Avec le mot BEATITUDE, j’ai vécu ce que nous pouvons vivre lors d’une rencontre avec un grand sage où tout devient subitement tellement rempli de paix et d’amour qu’il n’y a pas de mots pour en parler. D’ailleurs, en parler serait un sacrilège. J’ai donc rencontré, en ce dimanche de première semaine de deuil, le mot BEATITUDE et j’en garde pour toujours la lumière et la saveur tout au fond de mon cœur. Ce mot m’avait été annoncé, le jour précédent, par cette amie venue me visiter avec quelques branches de pommier ainsi que par trois autres amies qui avaient déposé dans ma boîte aux lettres un présent confectionné avec amour et dans lequel elles avaient mis toute la poésie de leur cœur.
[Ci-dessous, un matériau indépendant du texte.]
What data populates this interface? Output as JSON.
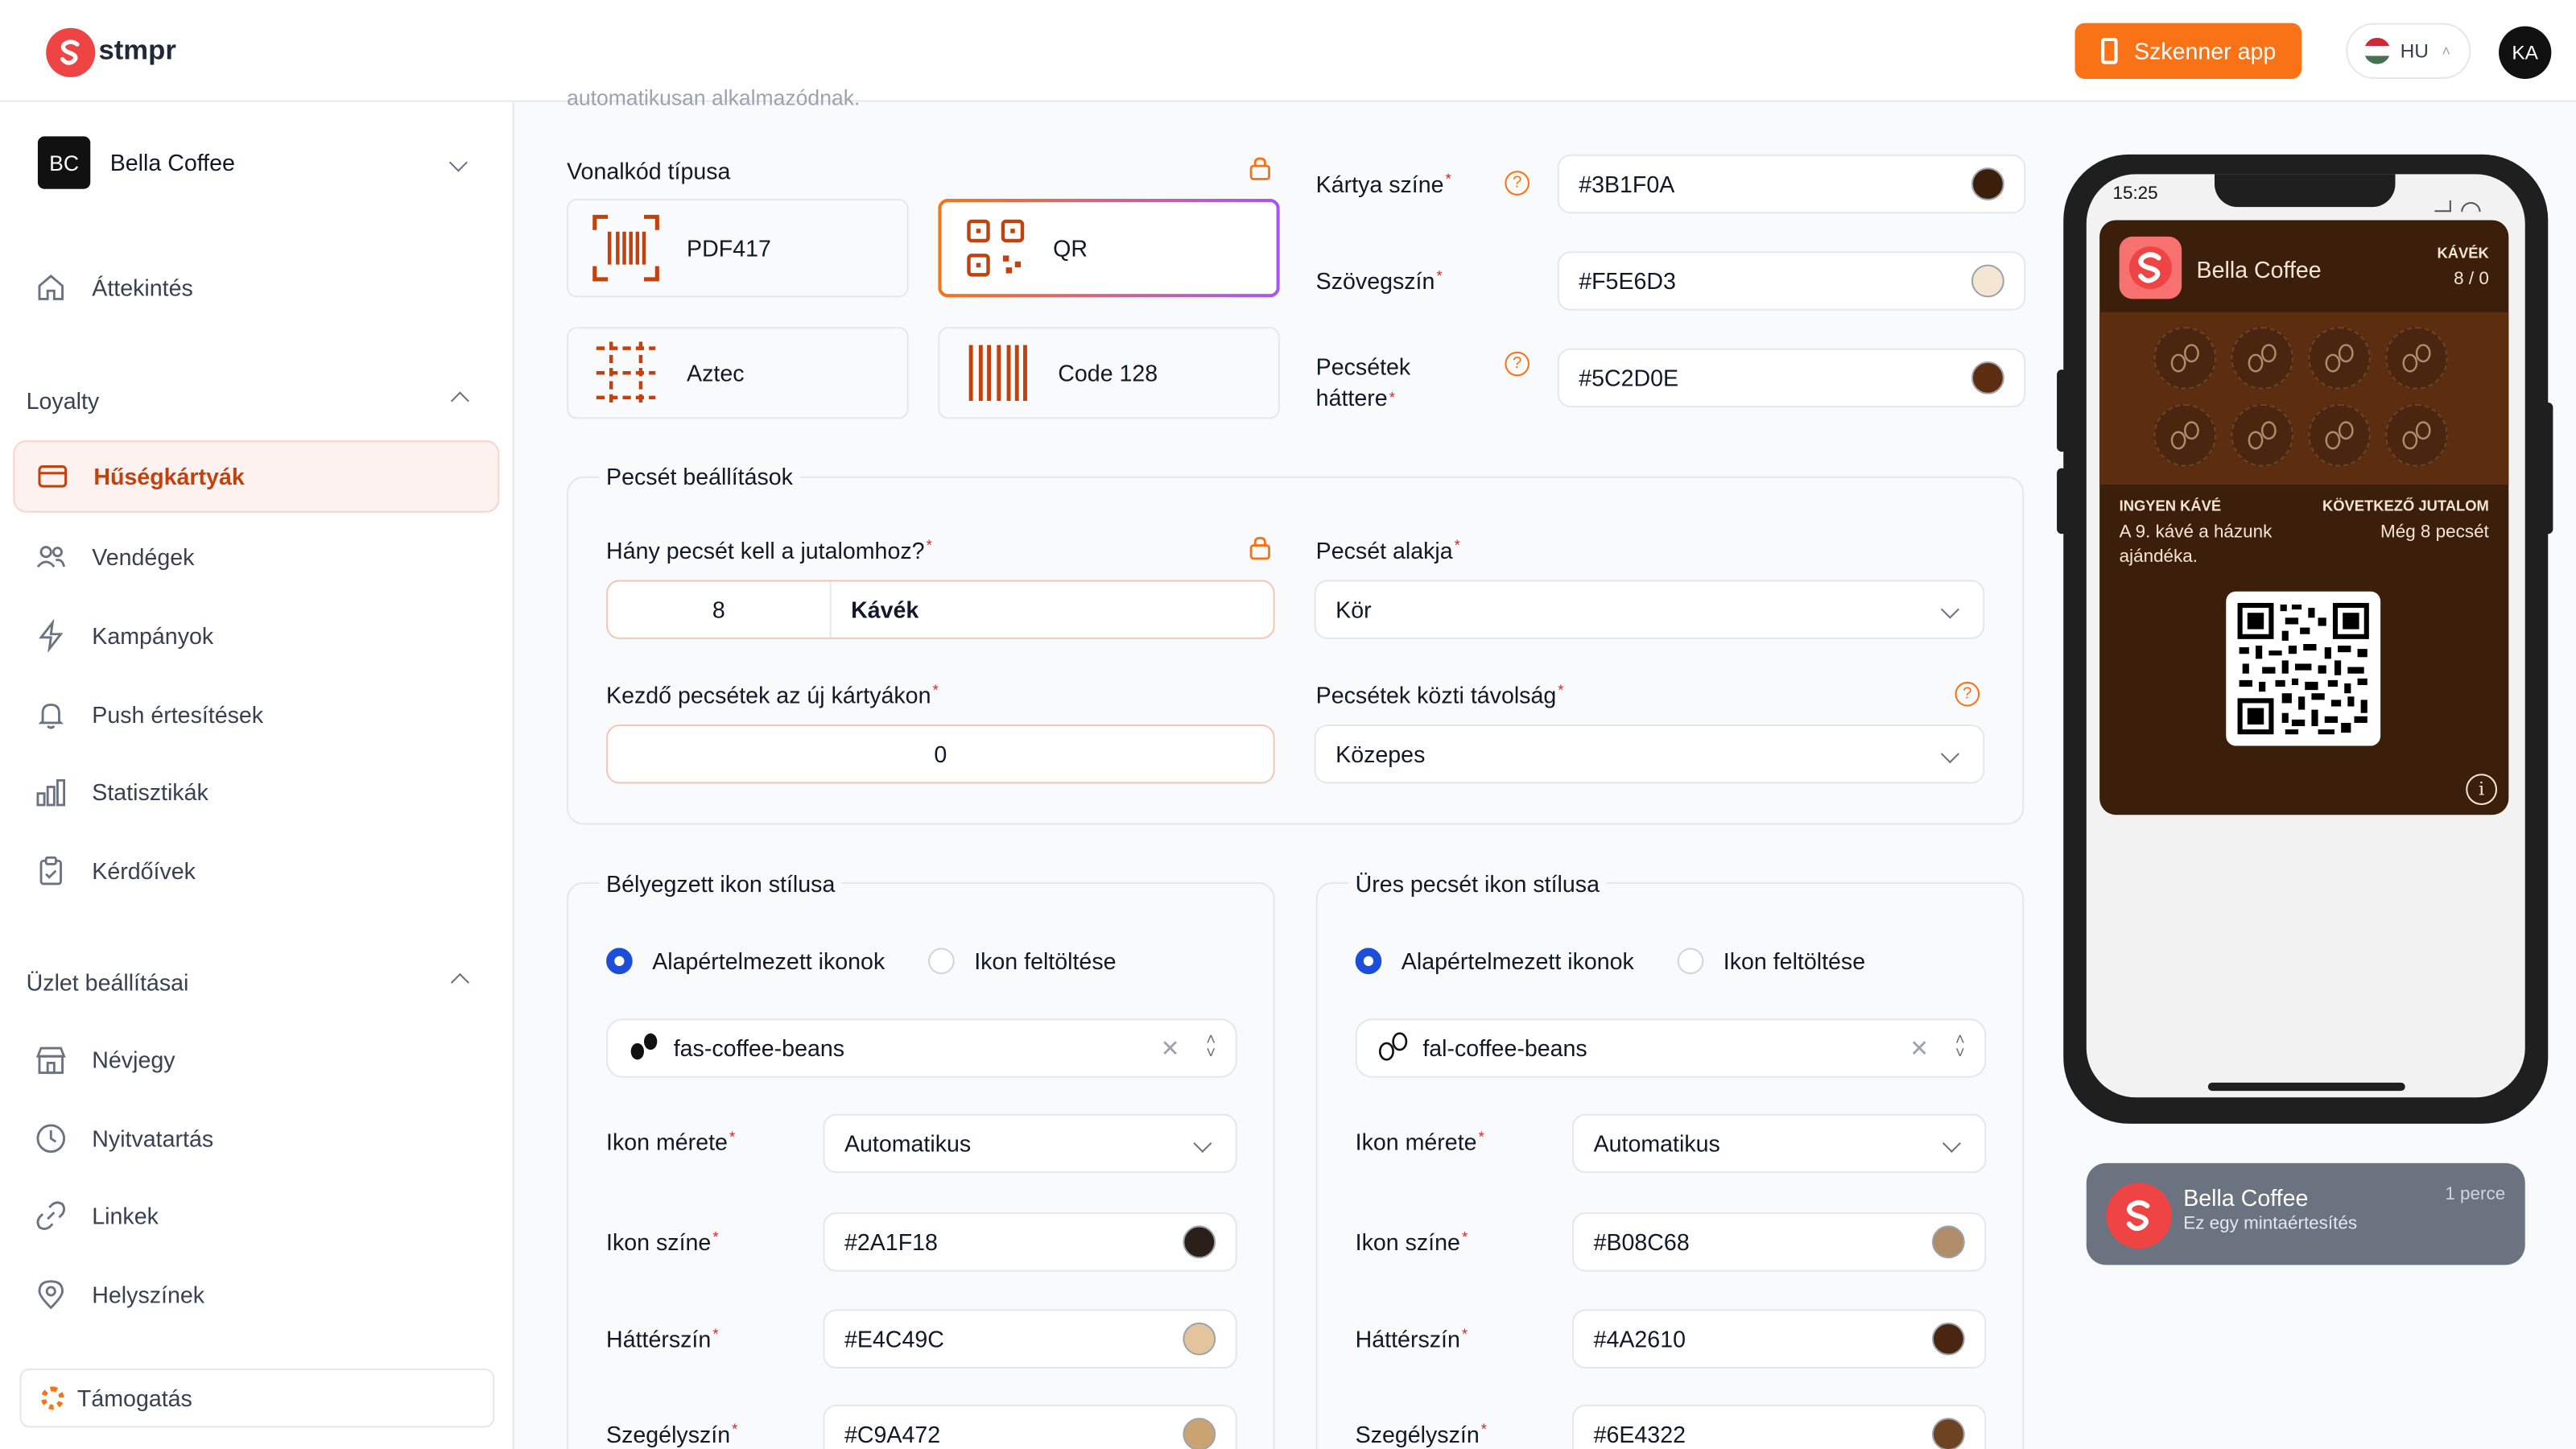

L’amie en visite avait su goûter à la paix régnant déjà dans mon logis ce jour-là. Elle n’était pas venue pour me consoler mais pour me rencontrer et nous avions vécu un réel partage dans la profondeur de nos cœurs.

Il n’y a pas d’autre mot que le mot BEATITUDE pour parler de BEATITUDE. C’est un mot qui se vit et qui est à la fois une louange et une prière en soi. Grâce à lui, ce jour de repos aura été un jour béni sur Terre comme au Ciel car je devine qu’il l’aura aussi été pour celui que je sens par moments très présent dans mon cœur.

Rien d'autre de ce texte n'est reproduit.